You need to define unique topics for Kafka connect framework to store its config, offset, and status.
In your workers.properties file change these parameters to something like the following:
config.storage.topic=demo-2-distributed-config
offset.storage.topic=demo-2-distributed-offset
status.storage.topic=demo-2-distributed-status
These topics are use to store state and configuration metadata of connect and not for storing the messages for any of the connectors that run on top of connect. Do not use console consumer on any of these three topics and expect to see the messages.
The messages are stored in the topic configured in the connector configuration json with the parameter called "topic".

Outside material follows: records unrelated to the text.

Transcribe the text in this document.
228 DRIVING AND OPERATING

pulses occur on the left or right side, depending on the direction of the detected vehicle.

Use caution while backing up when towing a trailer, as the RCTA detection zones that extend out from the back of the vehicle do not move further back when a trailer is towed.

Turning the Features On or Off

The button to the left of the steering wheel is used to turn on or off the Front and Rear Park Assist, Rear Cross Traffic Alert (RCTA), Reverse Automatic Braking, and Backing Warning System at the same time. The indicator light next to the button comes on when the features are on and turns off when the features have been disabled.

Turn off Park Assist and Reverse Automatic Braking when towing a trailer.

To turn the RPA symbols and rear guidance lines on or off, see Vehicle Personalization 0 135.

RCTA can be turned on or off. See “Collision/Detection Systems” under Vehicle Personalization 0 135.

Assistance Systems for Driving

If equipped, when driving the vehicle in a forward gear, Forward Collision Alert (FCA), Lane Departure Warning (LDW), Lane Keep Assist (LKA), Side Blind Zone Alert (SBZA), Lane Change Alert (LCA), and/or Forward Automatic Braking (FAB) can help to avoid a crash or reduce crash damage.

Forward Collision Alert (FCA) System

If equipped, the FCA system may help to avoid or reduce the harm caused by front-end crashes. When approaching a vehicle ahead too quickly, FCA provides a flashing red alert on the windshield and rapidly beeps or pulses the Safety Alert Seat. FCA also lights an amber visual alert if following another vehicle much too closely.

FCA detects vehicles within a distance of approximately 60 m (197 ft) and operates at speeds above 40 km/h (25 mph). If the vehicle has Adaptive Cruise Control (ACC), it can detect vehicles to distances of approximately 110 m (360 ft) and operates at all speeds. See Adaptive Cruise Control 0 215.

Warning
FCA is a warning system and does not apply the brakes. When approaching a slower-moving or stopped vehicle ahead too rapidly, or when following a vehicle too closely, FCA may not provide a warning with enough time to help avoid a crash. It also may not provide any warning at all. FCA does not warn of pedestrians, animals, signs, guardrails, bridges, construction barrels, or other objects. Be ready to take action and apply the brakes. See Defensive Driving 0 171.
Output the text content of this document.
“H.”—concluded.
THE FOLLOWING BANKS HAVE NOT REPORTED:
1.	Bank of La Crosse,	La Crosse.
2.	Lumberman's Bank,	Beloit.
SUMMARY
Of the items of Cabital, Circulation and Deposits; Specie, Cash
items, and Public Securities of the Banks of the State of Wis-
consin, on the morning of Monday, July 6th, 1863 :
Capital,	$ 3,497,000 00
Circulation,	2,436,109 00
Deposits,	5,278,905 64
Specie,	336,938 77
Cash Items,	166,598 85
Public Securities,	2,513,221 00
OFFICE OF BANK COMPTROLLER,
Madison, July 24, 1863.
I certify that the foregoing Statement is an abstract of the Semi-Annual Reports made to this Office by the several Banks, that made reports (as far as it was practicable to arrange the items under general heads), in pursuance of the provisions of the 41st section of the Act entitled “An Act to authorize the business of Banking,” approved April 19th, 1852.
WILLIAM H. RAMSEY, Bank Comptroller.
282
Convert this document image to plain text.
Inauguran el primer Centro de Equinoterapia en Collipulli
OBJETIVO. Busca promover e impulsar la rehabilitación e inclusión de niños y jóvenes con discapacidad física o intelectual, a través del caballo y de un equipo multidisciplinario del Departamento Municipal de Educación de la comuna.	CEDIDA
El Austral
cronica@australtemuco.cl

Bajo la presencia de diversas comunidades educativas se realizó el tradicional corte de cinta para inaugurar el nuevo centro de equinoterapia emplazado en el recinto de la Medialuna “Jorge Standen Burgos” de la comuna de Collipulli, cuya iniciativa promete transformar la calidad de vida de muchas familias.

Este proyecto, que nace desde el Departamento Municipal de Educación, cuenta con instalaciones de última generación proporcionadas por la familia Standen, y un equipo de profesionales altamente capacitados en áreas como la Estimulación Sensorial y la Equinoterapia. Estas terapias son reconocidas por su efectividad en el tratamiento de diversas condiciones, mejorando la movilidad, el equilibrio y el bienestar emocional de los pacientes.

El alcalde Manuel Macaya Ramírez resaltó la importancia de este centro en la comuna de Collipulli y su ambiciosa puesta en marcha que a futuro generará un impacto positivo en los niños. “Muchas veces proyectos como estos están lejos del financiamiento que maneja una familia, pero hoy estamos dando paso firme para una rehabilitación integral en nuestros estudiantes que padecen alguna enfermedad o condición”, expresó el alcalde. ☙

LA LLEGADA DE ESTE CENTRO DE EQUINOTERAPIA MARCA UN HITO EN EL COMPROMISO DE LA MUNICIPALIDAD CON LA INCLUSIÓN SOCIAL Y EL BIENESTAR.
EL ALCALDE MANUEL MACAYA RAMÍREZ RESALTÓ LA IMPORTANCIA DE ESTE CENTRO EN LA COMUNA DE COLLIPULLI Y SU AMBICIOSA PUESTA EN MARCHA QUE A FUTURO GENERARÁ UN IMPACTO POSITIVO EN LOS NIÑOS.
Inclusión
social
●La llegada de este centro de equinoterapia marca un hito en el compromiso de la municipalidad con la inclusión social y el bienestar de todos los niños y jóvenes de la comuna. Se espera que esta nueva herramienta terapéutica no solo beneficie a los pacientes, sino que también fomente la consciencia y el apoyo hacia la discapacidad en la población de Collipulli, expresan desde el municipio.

Example file-sink-config.json file
{
"name": "MyFileSink",
"config": {
"topics": "mytopic",
"connector.class": "org.apache.kafka.connect.file.FileStreamSinkConnector",
"tasks.max": 1,
"key.converter": "org.apache.kafka.connect.storage.StringConverter",
"value.converter": "org.apache.kafka.connect.storage.StringConverter",
"file": "/tmp/demo-file.txt"
}
}
Once the distributed worker is running you need to apply the config file to it using curl like so:
curl -X POST -H "Content-Type: application/json" --data #file-sink-config.json http://localhost:8083/connectors
After that the config will be safely stored in the config topic you created for all distributed workers to use. Make sure the config topic (and the status and offset topics) will not expire messages or you will loose you Connector configuration when it does.